If we created intelligence that could pass the Turing Test against anybody, it would be basically impossible to know if it experiences sentience in the way that all of us individually know that we do. But that is the essence of the zombie problem. Where does sentience come from? We have no idea.

Actually I take it back; the zombie problem will be extremely useful to AI the moment a computer can pass the Turing Test, because that's when it will matter whether we can "kill" it or not.


> The physical processes of pain (ie. the electricity) can be observed scientifically, but the "sensation" of pain (to use your word from before) cannot.

You state this as though it's a given, but it's not. You're assuming Dualism. So, of course you end up with Dualism.

> But it is the "sensation" of pain that gives it its moral significance, otherwise inflicting pain would be no different morally than flipping on the switch to an electrical circuit.

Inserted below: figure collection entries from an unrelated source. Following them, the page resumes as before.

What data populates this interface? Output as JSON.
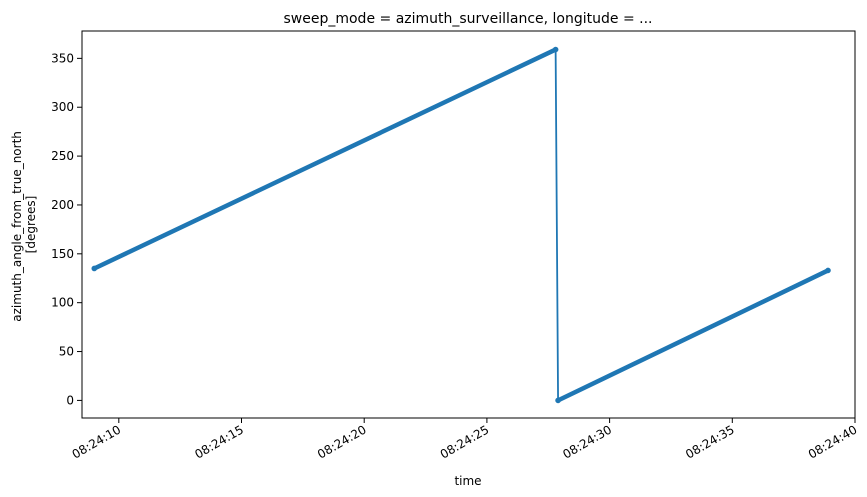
{
  "chart_data": {
    "type": "line",
    "title": "sweep_mode = azimuth_surveillance, longitude = ...",
    "xlabel": "time",
    "ylabel_lines": [
      "azimuth_angle_from_true_north",
      "[degrees]"
    ],
    "xlim": [
      "08:24:08.5",
      "08:24:40.0"
    ],
    "ylim": [
      -18,
      378
    ],
    "grid": false,
    "y_ticks": [
      0,
      50,
      100,
      150,
      200,
      250,
      300,
      350
    ],
    "x_ticks": [
      "08:24:10",
      "08:24:15",
      "08:24:20",
      "08:24:25",
      "08:24:30",
      "08:24:35",
      "08:24:40"
    ],
    "line_color": "#1f77b4",
    "series": [
      {
        "x": [
          "08:24:09.0",
          "08:24:27.8",
          "08:24:27.9",
          "08:24:38.9"
        ],
        "y": [
          135,
          359,
          0,
          133
        ]
      }
    ]
  }
}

This is a silly over-simplification. Complexity matters. The patterns of electro-chemical reactions that occur when I inflict pain on another human cause that human to emote in a way that I can relate to because of the electro-chemical reactions that have been happening in me and those around me since before my birth. So what?

It's in no way comparable to flipping a light switch, except in the largely irrelevant detail that electricity was part of each system.

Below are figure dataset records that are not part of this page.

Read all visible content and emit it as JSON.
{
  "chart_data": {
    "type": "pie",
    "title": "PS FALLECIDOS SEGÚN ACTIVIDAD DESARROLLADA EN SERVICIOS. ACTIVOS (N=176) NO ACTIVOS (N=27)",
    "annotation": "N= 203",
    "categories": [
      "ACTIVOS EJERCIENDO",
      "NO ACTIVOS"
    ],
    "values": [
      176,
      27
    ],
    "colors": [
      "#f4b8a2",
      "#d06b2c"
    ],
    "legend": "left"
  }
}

The fact that an incredibly complex system consisting of individuals, language, and society should yield different results from three pieces of metal and some current shouldn't be the least bit surprising, and is not a reasonable argument for dualism, or p-zombies.

Here's my take on the p-zombie "problem". We can say all kinds of shit, but it doesn't have to make sense. For example I can say "This table is also an electron". That's a sentence. It evokes some kind of imagery, but it's utter nonsense. It doesn't point out some deep mystery about tables or electrons. It's just nonsense.


> You state this as though it's a given, but it's not. You're assuming Dualism.

No. Dualism is the idea that our minds are non-physical. I say minds are fully physical, and all thinking happens in the physical realm. But somehow the results of this thinking are perceived and sensed by a self-aware being as "self" in a way that other physical processes are not.

> The patterns of electro-chemical reactions that occur when I inflict pain on another human cause that human to emote in a way that I can relate to because of the electro-chemical reactions that have been happening in me and those around me since before my birth.

Exactly. You are extrapolating by analogy that other people experience pain in the same way you do, because you cannot experience their pain directly in the way that they do. But this analogy of thinking is just an assumption. And it certainly offers no insight into why you are self-aware and a computer (a very different but still complex electrical system) is not (we assume).